Imagine, for my purposes, a product along the lines of Schulze and Webb’s Olinda, but perhaps in a slightly cheaper price bracket – low three figures at most. The device is still reasonably expensive; however, it has enough fans to easily justify a short run. Rather than consuming S&W’s valuable time with soldering, the early adopters – the fans – buy low volumes of kits. More than one kit per fan – ideally, we’d want people to purchase around five. There are 1000 units of the product, but we only need 200 people to assemble them. Maybe even fewer than that, if somebody’s particularly talented or enthusiastic. There’s no burn-out, and the expense is much more reasonable: everybody’s only making five devices, rather than a thousand.

To continue with the puns, we could call this fanufacture.

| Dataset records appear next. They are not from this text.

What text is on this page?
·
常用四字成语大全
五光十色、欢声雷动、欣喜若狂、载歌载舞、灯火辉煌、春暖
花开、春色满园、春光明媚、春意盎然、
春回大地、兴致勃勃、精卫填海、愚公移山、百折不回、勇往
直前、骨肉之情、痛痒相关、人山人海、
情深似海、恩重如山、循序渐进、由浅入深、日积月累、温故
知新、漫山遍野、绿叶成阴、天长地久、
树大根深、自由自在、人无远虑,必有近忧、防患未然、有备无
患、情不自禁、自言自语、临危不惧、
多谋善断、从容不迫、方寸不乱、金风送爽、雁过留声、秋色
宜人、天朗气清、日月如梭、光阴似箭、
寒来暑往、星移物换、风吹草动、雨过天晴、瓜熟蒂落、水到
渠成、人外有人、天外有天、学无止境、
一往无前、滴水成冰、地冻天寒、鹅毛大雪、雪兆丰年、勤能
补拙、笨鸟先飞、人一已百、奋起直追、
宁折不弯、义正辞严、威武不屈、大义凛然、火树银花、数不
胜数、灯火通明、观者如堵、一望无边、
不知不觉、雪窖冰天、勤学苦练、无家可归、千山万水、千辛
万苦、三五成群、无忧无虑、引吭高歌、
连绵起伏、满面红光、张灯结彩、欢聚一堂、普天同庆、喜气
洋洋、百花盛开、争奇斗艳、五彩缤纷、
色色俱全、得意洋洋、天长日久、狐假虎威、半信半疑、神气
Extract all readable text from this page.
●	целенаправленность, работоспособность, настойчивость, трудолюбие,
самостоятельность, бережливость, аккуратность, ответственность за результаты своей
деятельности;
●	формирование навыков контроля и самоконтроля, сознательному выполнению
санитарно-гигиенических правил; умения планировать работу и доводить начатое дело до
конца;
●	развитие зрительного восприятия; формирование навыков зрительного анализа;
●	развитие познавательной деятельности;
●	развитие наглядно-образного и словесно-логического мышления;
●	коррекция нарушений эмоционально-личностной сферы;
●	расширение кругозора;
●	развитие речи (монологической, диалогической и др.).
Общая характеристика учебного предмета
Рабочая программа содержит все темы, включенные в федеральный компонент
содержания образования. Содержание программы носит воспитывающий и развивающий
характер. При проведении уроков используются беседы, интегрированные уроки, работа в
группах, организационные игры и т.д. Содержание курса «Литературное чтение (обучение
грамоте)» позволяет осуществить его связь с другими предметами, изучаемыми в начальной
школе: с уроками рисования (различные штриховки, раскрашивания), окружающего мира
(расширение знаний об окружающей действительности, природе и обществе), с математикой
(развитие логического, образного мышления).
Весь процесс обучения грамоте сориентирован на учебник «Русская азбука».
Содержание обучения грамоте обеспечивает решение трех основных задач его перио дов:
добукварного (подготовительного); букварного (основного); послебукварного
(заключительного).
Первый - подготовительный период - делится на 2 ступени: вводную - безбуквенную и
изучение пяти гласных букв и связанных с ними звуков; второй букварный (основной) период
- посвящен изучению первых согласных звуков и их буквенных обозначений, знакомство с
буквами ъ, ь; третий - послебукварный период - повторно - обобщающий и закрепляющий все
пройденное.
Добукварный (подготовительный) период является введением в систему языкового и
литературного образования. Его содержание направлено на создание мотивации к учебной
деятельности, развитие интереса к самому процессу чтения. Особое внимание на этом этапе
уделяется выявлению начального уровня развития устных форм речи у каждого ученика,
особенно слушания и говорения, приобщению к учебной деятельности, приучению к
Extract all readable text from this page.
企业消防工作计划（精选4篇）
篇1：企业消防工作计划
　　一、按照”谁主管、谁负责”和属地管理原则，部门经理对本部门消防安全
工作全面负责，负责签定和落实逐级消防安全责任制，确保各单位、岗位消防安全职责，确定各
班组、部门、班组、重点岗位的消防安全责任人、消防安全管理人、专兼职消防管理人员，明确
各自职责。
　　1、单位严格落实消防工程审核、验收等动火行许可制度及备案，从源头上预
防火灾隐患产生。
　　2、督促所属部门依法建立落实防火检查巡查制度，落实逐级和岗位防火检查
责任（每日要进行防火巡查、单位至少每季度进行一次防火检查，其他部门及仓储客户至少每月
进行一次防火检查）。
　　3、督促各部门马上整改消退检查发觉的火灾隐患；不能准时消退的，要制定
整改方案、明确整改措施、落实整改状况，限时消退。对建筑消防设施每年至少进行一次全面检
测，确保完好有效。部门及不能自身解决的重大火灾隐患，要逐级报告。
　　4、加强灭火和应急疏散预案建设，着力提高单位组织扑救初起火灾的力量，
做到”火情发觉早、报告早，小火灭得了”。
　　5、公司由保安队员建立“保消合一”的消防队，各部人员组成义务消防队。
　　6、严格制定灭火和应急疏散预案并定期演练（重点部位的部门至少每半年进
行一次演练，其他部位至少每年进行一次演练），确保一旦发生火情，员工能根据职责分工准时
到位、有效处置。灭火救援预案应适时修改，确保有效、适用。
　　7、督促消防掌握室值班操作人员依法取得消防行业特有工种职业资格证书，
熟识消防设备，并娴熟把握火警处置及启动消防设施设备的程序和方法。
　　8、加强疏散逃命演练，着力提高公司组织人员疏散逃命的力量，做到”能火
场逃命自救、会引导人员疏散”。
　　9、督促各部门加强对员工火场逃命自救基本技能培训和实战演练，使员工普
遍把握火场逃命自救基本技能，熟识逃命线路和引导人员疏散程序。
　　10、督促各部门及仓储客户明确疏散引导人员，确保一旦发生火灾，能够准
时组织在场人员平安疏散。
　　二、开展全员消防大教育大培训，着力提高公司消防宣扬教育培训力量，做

Your fans manufacture five kits, and resell four, keeping one for themselves. Of course, they’ve already paid for the kits (much like a Big Issue vendor buys all his magazines up front before he resells them), so S&W are in pocket, and sales is being performed by someone already enthusiastic about the product.

And you don’t have to sell – you could give them away, to parents, or to friends, to seed the network of a social product with keen, happy users, and at the top of the network, a layer of fans.

There are obvious catches – quality control is a screamingly obvious one. But it’s always amazing how far fans will go for a product they like. Look at the community around Moo‘s printed products, for instance: full of enthusiastic fans, ready to not only spend more money, but evangelise about the product to friends and family.

Fans don’t just exist as the core audience you need to make a product successful on any terms; they could also act as a gateway to widespread, mass-market success, and embracing their skills and enthusiasm to outsource tasks you might not otherwise have the time or budget to perform seems like a logical evolution of the fandom Matt describes around products.